Summary & Overview
CPT 50783: Ureteral Reimplantation with Extensive Reconstruction
CPT code 50783 represents surgical ureteral reimplantation with extensive ureteral reconstruction, a specialized urologic procedure to restore uninterrupted urinary flow by relocating the ureteral insertion into the bladder and reconstructing the ureter. This procedure is clinically significant for patients with ureteral obstruction, injury, or congenital anomalies and has implications for hospital surgical volumes, post-operative care, and specialty reimbursement nationally.
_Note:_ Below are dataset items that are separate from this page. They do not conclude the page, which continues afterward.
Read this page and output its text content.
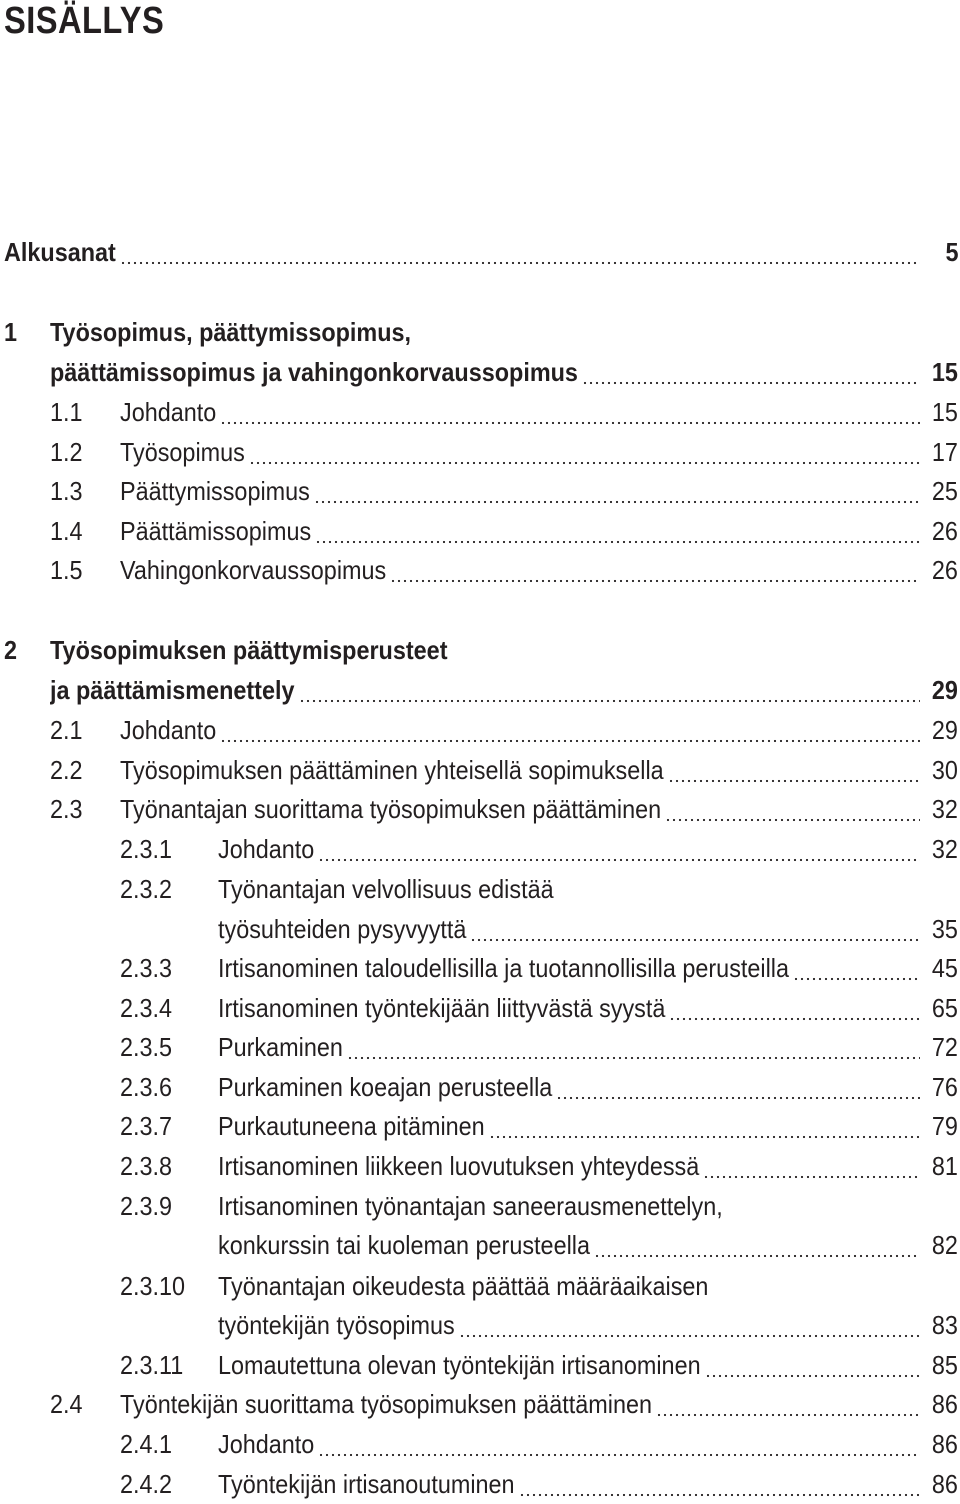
SISÄLLYS
Alkusanat	5
1 Työsopimus, päättymissopimus,
päättämissopimus ja vahingonkorvaussopimus	15
1.1 Johdanto	15
1.2 Työsopimus	17
1.3 Päättymissopimus	25
1.4 Päättämissopimus	26
1.5 Vahingonkorvaussopimus	26
2 Työsopimuksen päättymisperusteet
ja päättämismenettely	29
2.1 Johdanto	29
2.2 Työsopimuksen päättäminen yhteisellä sopimuksella	30
2.3 Työnantajan suorittama työsopimuksen päättäminen	32
2.3.1 Johdanto	32
2.3.2 Työnantajan velvollisuus edistää
työsuhteiden pysyvyyttä	35
2.3.3 Irtisanominen taloudellisilla ja tuotannollisilla perusteilla	45
2.3.4 Irtisanominen työntekijään liittyvästä syystä	65
2.3.5 Purkaminen	72
2.3.6 Purkaminen koeajan perusteella	76
2.3.7 Purkautuneena pitäminen	79
2.3.8 Irtisanominen liikkeen luovutuksen yhteydessä	81
2.3.9 Irtisanominen työnantajan saneerausmenettelyn,
konkurssin tai kuoleman perusteella	82
2.3.10 Työnantajan oikeudesta päättää määräaikaisen
työntekijän työsopimus	83
2.3.11 Lomautettuna olevan työntekijän irtisanominen	85
2.4 Työntekijän suorittama työsopimuksen päättäminen	86
2.4.1 Johdanto	86
2.4.2 Työntekijän irtisanoutuminen	86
Key payers in this analysis include Aetna, Blue Cross Blue Shield, Cigna Health, UnitedHealthcare, and Medicare. Readers will find a concise overview of clinical context, common sites of service, and typical procedure characteristics, followed by benchmarking insights and relevant policy or coding considerations. The publication summarizes available payer coverage patterns and expected payment considerations, highlights coding and clinical documentation elements that influence billing outcomes, and notes areas where policy updates or review may affect authorization and reimbursement. Data limitations are noted where input elements were not provided. The content is intended for national audiences including coding professionals, urology providers, and health policy analysts seeking a practical reference on CPT code 50783.
Billing Code Overview
CPT code 50783 describes a surgical procedure in which the provider transplants the ureter to a different site in the urinary bladder to allow uninterrupted urine flow and performs an extensive ureteral reconstruction. This procedure addresses anatomical or functional problems of the ureter that impede normal urinary drainage and requires open or reconstructive urologic surgery techniques.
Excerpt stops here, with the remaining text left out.